The Super Bowl used to mean something. Back when the hits were real, the quarterbacks weren’t protected like endangered pandas, and nobody had to pretend they cared about the halftime show. It was pure, or at least as pure as anything could be in America—a blood ritual disguised as sport, a contest that granted one city bragging rights and the other a fresh excuse to drink themselves to death.
Not anymore.
Now, it’s political theater, a corporate gangbang, a social experiment in mass hypnosis where grown men scream at LED screens while billionaires count their money in private suites. And towering over it all, like a bloated specter of American decline, is Donald Trump—the first sitting president to attend a Super Bowl, here not to watch football, but to remind the world that he still exists.
He needs this game more than either team does. He has spent the week slobbering over Patrick Mahomes, calling him a “winner” in a desperate attempt to align himself with something that isn’t complete failure. Mahomes, for his part, handled it the way a man handles a handshake with a sweaty uncle—polite, distant, waiting for it to end. He knows the game. He knows that no matter how many rings he wins, Trump will always try to leech off his success, the same way he does with everything he doesn’t understand.
On the other side of this reheated Super Bowl, we have the Philadelphia Eagles, a team built on grit, blue-collar mythology, and a fanbase that once booed Santa Claus and threw batteries at opposing players. A city whose greatest cultural export is the Rocky Balboa underdog narrative, even though they’ve already won this thing before. If they win again, it will mean nothing. If they lose, it will mean even less.
Because this game isn’t about football. It’s about distraction. It’s about keeping America from thinking too hard about the actual problems—the dying economy, the failing infrastructure, the fact that half the country would rather throw fists over a penalty call than acknowledge that their quality of life has collapsed into a Walmart parking lot of despair.
Somewhere in a private suite, Taylor Swift watches the chaos unfold. She isn’t just here for her boyfriend, Chiefs tight end Travis Kelce—she is here as a force of nature, a woman whose very presence sends certain men into a frothing rage. She is modern America’s most powerful cultural figure, and Trump hates it. He has spent years trying to insert himself into her world, trying to wrap his stubby little fingers around her influence, and he has failed every time.
This is the real war playing out in the background. The old America vs. the new. The fading, bloated relics of the 20th century clawing at relevance, trying to convince the world that they still own the narrative, while the future marches on without them.
The game itself? A sideshow.

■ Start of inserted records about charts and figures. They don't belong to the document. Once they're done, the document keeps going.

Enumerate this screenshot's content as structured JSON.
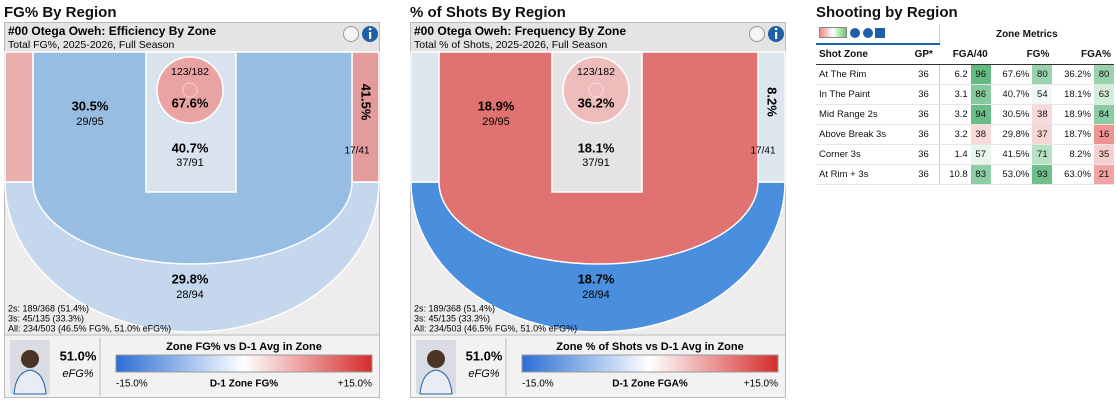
{
  "panels": [
    {
      "header": "FG% By Region",
      "title": "#00 Otega Oweh: Efficiency By Zone",
      "subtitle": "Total FG%, 2025-2026, Full Season",
      "zones": {
        "rim": {
          "value": "67.6%",
          "made": "123/182"
        },
        "paint": {
          "value": "40.7%",
          "made": "37/91"
        },
        "mid_range": {
          "value": "30.5%",
          "made": "29/95"
        },
        "corner_3": {
          "value": "41.5%",
          "made": "17/41"
        },
        "above_break_3": {
          "value": "29.8%",
          "made": "28/94"
        }
      },
      "summary": [
        "2s: 189/368 (51.4%)",
        "3s: 45/135 (33.3%)",
        "All: 234/503 (46.5% FG%, 51.0% eFG%)"
      ],
      "footer": {
        "efg": "51.0%",
        "efg_label": "eFG%",
        "legend_title": "Zone FG% vs D-1 Avg in Zone",
        "legend_min": "-15.0%",
        "legend_mid": "D-1 Zone FG%",
        "legend_max": "+15.0%"
      }
    },
    {
      "header": "% of Shots By Region",
      "title": "#00 Otega Oweh: Frequency By Zone",
      "subtitle": "Total % of Shots, 2025-2026, Full Season",
      "zones": {
        "rim": {
          "value": "36.2%",
          "made": "123/182"
        },
        "paint": {
          "value": "18.1%",
          "made": "37/91"
        },
        "mid_range": {
          "value": "18.9%",
          "made": "29/95"
        },
        "corner_3": {
          "value": "8.2%",
          "made": "17/41"
        },
        "above_break_3": {
          "value": "18.7%",
          "made": "28/94"
        }
      },
      "summary": [
        "2s: 189/368 (51.4%)",
        "3s: 45/135 (33.3%)",
        "All: 234/503 (46.5% FG%, 51.0% eFG%)"
      ],
      "footer": {
        "efg": "51.0%",
        "efg_label": "eFG%",
        "legend_title": "Zone % of Shots vs D-1 Avg in Zone",
        "legend_min": "-15.0%",
        "legend_mid": "D-1 Zone FGA%",
        "legend_max": "+15.0%"
      }
    }
  ],
  "table": {
    "title": "Shooting by Region",
    "group_header": "Zone Metrics",
    "columns": [
      "Shot Zone",
      "GP*",
      "FGA/40",
      "FG%",
      "FGA%"
    ],
    "rows": [
      [
        "At The Rim",
        36,
        6.2,
        96,
        "67.6%",
        80,
        "36.2%",
        80
      ],
      [
        "In The Paint",
        36,
        3.1,
        86,
        "40.7%",
        54,
        "18.1%",
        63
      ],
      [
        "Mid Range 2s",
        36,
        3.2,
        94,
        "30.5%",
        38,
        "18.9%",
        84
      ],
      [
        "Above Break 3s",
        36,
        3.2,
        38,
        "29.8%",
        37,
        "18.7%",
        16
      ],
      [
        "Corner 3s",
        36,
        1.4,
        57,
        "41.5%",
        71,
        "8.2%",
        35
      ],
      [
        "At Rim + 3s",
        36,
        10.8,
        83,
        "53.0%",
        93,
        "63.0%",
        21
      ]
    ]
  }
}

A meaningless collision of millionaires, sponsored by gambling apps and pharmaceutical giants, designed to keep the peasants entertained while the walls of the empire crack and crumble.
When the final whistle blows, one team will win, one team will lose, and Trump will still be here, lurking, tweeting, begging for relevance. But the truth is, there are no winners in America tonight. Only distractions. Only illusions. Only the sinking feeling that the game is already over, and we lost.